No importaba, siempre quedaban los furtivos, cuanto menos campistas, más furtivos. El cálculo no fallaba.
Todo el año había furtivos a los que asustar y echar de sus bosques a punta de recortada... aunque de vez en cuando se podía permitir alguna demostración… No sabía muy bien por qué, pero le molestaba verlos capturando y despiezando a sus presas.

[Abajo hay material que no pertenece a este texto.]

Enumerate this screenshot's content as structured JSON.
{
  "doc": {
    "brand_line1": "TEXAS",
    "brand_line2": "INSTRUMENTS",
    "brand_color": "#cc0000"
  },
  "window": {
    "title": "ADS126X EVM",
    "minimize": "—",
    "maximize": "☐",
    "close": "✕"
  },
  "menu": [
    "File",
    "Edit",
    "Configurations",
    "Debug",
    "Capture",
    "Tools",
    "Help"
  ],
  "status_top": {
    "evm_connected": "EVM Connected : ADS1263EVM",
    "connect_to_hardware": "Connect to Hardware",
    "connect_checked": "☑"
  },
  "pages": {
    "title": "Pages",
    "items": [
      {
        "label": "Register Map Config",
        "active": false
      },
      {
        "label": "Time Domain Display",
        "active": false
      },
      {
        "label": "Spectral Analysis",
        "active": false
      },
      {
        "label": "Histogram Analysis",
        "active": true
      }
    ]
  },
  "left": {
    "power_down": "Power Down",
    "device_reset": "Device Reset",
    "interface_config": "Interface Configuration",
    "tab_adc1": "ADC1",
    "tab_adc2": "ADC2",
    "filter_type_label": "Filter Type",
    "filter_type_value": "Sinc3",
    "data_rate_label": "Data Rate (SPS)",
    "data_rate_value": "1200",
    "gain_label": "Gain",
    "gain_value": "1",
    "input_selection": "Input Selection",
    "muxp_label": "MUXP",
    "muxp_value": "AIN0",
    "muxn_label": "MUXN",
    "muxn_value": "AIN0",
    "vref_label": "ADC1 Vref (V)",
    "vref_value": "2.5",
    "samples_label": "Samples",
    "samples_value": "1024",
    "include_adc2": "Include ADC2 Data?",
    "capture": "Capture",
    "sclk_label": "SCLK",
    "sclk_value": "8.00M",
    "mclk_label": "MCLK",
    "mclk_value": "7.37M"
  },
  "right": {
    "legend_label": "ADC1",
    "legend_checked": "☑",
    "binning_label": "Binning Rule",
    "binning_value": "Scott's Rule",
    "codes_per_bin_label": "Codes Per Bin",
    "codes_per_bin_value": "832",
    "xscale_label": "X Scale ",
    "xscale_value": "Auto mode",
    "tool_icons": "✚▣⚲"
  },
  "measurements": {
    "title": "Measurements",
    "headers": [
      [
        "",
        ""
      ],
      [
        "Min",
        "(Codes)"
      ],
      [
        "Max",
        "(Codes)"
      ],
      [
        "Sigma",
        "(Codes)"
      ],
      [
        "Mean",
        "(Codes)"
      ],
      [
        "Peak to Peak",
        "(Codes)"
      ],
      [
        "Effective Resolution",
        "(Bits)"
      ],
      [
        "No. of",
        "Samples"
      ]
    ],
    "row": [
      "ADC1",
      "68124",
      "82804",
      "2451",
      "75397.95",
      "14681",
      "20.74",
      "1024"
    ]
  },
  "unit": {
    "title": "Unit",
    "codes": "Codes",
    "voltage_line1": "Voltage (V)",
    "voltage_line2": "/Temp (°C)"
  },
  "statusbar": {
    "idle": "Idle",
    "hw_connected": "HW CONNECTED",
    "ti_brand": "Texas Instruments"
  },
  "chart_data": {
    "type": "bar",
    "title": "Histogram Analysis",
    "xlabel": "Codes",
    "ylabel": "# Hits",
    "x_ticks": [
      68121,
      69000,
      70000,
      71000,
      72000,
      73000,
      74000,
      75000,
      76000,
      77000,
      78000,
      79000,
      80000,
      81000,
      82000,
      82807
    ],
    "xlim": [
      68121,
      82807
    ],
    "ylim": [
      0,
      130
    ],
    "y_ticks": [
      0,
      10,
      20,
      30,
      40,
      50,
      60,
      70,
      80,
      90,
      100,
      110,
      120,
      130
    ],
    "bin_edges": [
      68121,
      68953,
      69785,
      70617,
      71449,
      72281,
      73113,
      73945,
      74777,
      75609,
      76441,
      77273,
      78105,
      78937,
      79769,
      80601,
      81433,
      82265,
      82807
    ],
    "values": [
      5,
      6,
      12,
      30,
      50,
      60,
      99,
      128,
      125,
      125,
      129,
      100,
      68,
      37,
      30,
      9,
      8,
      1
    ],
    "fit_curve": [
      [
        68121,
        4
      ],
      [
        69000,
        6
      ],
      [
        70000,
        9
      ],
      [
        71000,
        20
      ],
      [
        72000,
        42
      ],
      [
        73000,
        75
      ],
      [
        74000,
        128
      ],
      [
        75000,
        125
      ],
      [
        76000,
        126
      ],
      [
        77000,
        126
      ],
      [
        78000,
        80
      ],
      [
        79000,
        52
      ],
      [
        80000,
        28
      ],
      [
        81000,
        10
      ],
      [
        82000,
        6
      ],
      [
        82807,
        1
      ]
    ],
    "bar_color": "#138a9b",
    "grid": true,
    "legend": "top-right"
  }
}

Nadie tenía derecho a cazar en sus bosques, nadie salvo él.
Le asaltó el recuerdo de unos estudiantes que un enero decidieron pasar unas vacaciones en el `bosque encantado´. Se retorcía en la cama de la risa.
¡Oh si!
Los recordó asustados corriendo como conejos, tal como corrían adolescentes de la película de terror, que los entonces víctimas, veían minutos atrás en la pantalla del televisor, sin saber que a su vez él les observaba desde la ventana mientras ellos ajenos se reían o temblaban de solidaridad con los personajes.

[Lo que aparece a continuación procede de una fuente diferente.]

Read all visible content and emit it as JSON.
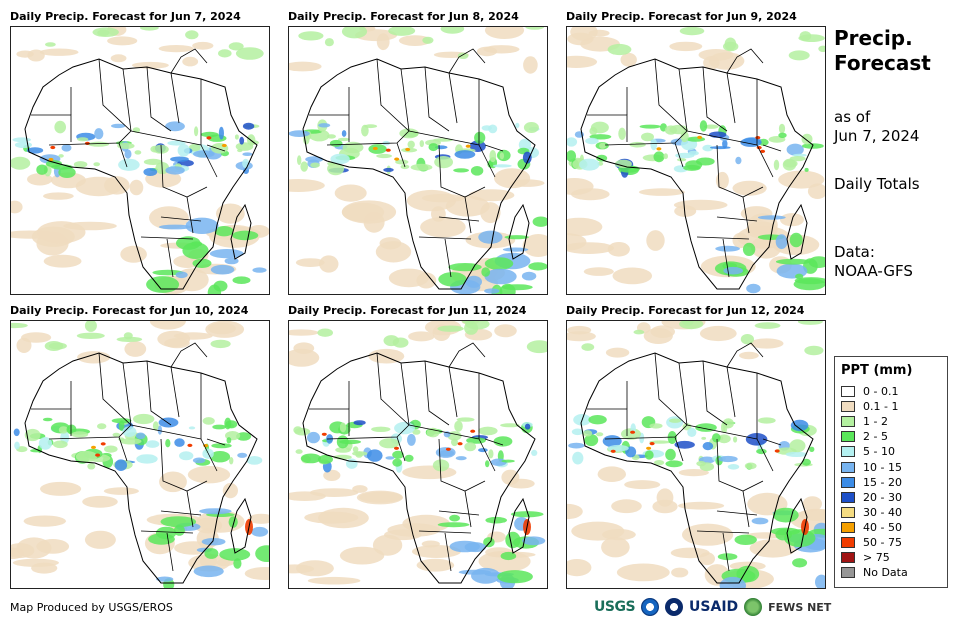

Soltaron hasta el último zení y se llevaron del bosque una experiencia que contar, en esos momentos se sentía como Santa Claus repartiendo regalos, a fin de cuentas ambos salieron beneficiados, ellos se llevaron la experiencia de su vida, que contarían una y otra vez a quien quisiera escuchar, y él todo su dinero. Sonrió de lado.
Aquella temporada de turistas estaba siendo floja, `sus familias ´ya no llegaban como la marabunta. La relación que mantenía con los visitantes era de amor-odio, sin ellos se aburría mortalmente, con un exceso se agobiaba. Con los campistas a los que desvalijaba no solía ser tan creativo, era más bien el típico procedimiento estándar, aunque últimamente le resultaba de lo más entretenido sobre todo si tenían bonitas hijas adolescentes de enormes de ojos violetas y…
Sacudió la cabeza para despejarse y buscar algo en que entretenerse.
─Hora de dar los buenos días ─Saltó de la cama dispuesto a empezar un nuevo día.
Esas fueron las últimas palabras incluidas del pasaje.